The toolkit will help media employers to understand their professional and legal obligations to protect their employees against sexual harassment at work. Further, it will educate employers to identify sexual harassment and the employees who are at risk of being sexually harassed, and hence help them to develop a suitable organizational sexual harassment policy.
It will also help them develop preventative measures to address incidents of sexual harassment and lay down guidelines to handle sexual harassment complaints. The toolkit will provide information to develop strategies for supporting employees who have been sexually harassed.
The toolkit will help employees to understand their rights at work while identifying instances of sexual harassment. It will guide employees to know what behavior is unacceptable and the steps to take to deal with sexual harassment.
What the guide does and does not do
While the guide addresses multiple issues and perspectives related to sexual harassment, it is not exhaustive. It does not focus on sexual harassment and security threats faced by women journalists out in the field. There are other resources for this purpose and they are mentioned in this guide. However, it also does not address the pervasive and evolving problem of online harassment. Finally, this guide does not and cannot reconcile the incalculable professional cost to female media professionals who have missed out on promotions, breaking stories or other opportunities for career progression as a result of having to navigate sexual harassment along their professional paths.
Women in Indian media
According to an article on the FactChecker website www.factchecker.in, as many as 1971 cases of sexual harassment of women at the workplace were registered in India in the four years till 12 December 2017. Cases reported increased by 45% from 371 in 2014, to 539 in 2017 (till December 12, 2017). Similarly, an article on Quartz India featured a survey by the Indian National Bar Association (INBA) conducted in 2017, reporting that of the 6,047 participants (both male and female), 38% said they’d faced harassment at the workplace. Of these, 69% did not complain about it.

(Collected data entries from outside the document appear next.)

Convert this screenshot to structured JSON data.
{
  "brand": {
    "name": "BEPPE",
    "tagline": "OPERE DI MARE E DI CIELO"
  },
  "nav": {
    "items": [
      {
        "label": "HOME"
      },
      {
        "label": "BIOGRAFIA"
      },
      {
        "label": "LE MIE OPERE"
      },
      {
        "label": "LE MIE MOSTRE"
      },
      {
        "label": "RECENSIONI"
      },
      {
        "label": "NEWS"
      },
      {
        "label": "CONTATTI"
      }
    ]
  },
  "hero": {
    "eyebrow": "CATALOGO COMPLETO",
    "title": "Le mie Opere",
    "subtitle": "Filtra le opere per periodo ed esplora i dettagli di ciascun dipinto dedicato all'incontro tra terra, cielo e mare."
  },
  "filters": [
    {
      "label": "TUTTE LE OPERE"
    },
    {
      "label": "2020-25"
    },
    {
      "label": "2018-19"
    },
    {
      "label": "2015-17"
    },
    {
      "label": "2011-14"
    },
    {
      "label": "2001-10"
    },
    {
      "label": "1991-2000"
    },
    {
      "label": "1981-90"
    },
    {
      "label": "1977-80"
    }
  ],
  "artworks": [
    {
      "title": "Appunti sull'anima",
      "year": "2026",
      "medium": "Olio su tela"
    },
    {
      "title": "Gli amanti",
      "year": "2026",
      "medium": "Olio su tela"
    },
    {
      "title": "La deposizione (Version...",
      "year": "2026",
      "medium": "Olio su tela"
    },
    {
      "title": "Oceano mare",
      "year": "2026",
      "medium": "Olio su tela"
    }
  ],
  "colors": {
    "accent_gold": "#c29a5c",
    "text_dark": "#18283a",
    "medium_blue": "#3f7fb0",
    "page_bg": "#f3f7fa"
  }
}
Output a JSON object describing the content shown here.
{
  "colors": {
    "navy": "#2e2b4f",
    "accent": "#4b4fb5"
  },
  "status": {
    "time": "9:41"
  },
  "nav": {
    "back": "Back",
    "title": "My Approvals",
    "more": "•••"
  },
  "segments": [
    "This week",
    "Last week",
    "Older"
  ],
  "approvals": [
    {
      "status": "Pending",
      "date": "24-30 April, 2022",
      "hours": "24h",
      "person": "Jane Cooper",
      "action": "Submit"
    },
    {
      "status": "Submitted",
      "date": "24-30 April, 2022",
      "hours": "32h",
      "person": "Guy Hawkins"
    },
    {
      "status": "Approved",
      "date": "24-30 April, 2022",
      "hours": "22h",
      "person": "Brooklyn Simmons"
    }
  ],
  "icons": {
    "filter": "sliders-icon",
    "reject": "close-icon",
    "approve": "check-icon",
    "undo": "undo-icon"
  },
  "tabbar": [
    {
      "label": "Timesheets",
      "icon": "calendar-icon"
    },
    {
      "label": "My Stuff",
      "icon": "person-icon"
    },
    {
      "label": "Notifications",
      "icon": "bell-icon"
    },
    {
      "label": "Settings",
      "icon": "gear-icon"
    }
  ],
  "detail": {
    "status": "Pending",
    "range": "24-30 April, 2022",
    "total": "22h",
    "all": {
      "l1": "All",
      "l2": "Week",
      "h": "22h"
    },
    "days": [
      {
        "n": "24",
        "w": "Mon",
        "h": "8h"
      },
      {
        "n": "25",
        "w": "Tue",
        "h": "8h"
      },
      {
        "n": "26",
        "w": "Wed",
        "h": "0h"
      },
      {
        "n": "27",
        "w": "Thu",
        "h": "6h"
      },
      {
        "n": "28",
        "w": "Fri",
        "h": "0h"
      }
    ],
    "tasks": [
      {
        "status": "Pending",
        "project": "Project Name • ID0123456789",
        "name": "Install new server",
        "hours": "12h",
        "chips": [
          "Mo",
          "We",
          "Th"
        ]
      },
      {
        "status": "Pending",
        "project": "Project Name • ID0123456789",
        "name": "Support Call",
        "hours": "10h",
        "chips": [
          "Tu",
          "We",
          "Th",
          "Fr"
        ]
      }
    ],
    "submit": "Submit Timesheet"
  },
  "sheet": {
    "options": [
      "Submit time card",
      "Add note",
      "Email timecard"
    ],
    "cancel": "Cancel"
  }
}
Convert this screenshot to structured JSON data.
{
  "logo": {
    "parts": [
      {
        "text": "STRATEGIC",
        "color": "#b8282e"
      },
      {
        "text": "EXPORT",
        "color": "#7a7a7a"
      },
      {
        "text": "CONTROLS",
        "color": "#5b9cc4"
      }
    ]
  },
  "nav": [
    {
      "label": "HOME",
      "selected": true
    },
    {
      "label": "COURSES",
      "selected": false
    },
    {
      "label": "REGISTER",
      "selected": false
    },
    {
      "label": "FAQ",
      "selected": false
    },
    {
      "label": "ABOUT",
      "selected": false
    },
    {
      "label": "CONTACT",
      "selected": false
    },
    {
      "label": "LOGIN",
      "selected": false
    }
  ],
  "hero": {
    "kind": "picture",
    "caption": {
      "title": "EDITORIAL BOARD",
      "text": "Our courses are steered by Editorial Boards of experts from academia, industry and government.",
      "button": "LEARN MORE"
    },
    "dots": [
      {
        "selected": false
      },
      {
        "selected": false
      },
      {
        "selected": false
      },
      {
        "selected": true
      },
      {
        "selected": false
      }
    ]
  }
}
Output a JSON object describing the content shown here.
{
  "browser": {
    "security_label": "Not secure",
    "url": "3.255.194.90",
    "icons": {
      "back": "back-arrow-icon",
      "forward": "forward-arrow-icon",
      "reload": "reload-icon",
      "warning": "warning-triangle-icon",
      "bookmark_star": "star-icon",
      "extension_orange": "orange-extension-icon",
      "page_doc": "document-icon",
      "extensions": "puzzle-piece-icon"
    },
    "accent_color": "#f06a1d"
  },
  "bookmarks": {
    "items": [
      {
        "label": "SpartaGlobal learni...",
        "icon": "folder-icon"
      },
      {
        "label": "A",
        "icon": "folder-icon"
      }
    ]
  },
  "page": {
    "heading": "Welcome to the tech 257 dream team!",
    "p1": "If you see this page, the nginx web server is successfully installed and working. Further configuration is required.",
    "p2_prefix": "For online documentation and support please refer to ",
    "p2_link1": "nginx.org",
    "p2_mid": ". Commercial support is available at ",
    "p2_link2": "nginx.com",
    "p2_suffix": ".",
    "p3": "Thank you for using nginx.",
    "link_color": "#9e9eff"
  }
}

Furthermore, 70% women reported that they did not report sexual harassment by superiors because they feared the consequences, according to a survey conducted by the INBA in 2017 of 6,047 respondents.
While companies in India are legally required to have policies and comply with The Sexual Harassment of Women at Workplace (Prevention, Prohibition and Redressal) Act, 2013, it was reported by the International Labour Organization that very few Indian employers follow this statute. A report by FICCI-EY November 2015 states that 36% of Indian companies and 25% among MNCs are not compliant with the Sexual Harassment Act, 2013.
Moreover, an article on Business Standard website reported that according to the law, an internal complaints committee (ICC) is mandatory in every private or public organisation that has 10 or more employees. However, 36% of Indian companies and 25% of MNCs had not yet constituted their ICCs, the 2015 research study, Fostering Safe Workplaces, by the Federation of Indian Chamber of Commerce and Industry (FICCI) showed.
Sujata Madhok, an Indian activist and developmental journalist specializing in women’s issues, says that she has not observed any such committee in media organizations in India during her career. Even if organizations comply with the policy, women seldom complain for fear of losing their jobs and the lifelong stigma that comes with speaking out on sexual harassment issues. Madhok explained that women hardly report cases of sexual harassment because they are afraid of the repercussions. Even when they do report it, their reputation and lives are put at stake as they fear difficulties in finding another job.
Madhok referred to the case of Tanu Sharma as an example, an India TV journalist, who attempted suicide at the gates of the India TV premises in Noida in June 2014 after she was barred entry. She was forced to take the grave step as she was being routinely harassed by two employees of India TV and was terminated from her job for speaking up and protesting this behavior.
Even the women who dare to take the courageous step of reporting and fighting instances of harassment, often end up entangled in long-winding legal procedures. In spite of help from women’s rights lawyers, they are compelled to give up their legal rights and even leave the city where they have been earning a living in order to avoid further and even more degrading forms of harassment.
As rightly put by Madhok, in order to adress the issues faced by women at workplace, employers need to form an internal complaints committee in their organizations. Moreover, there is an urgent need for mutual respect and rapport among employees to support each other in case someone is subject to sexual harassment in the workplace.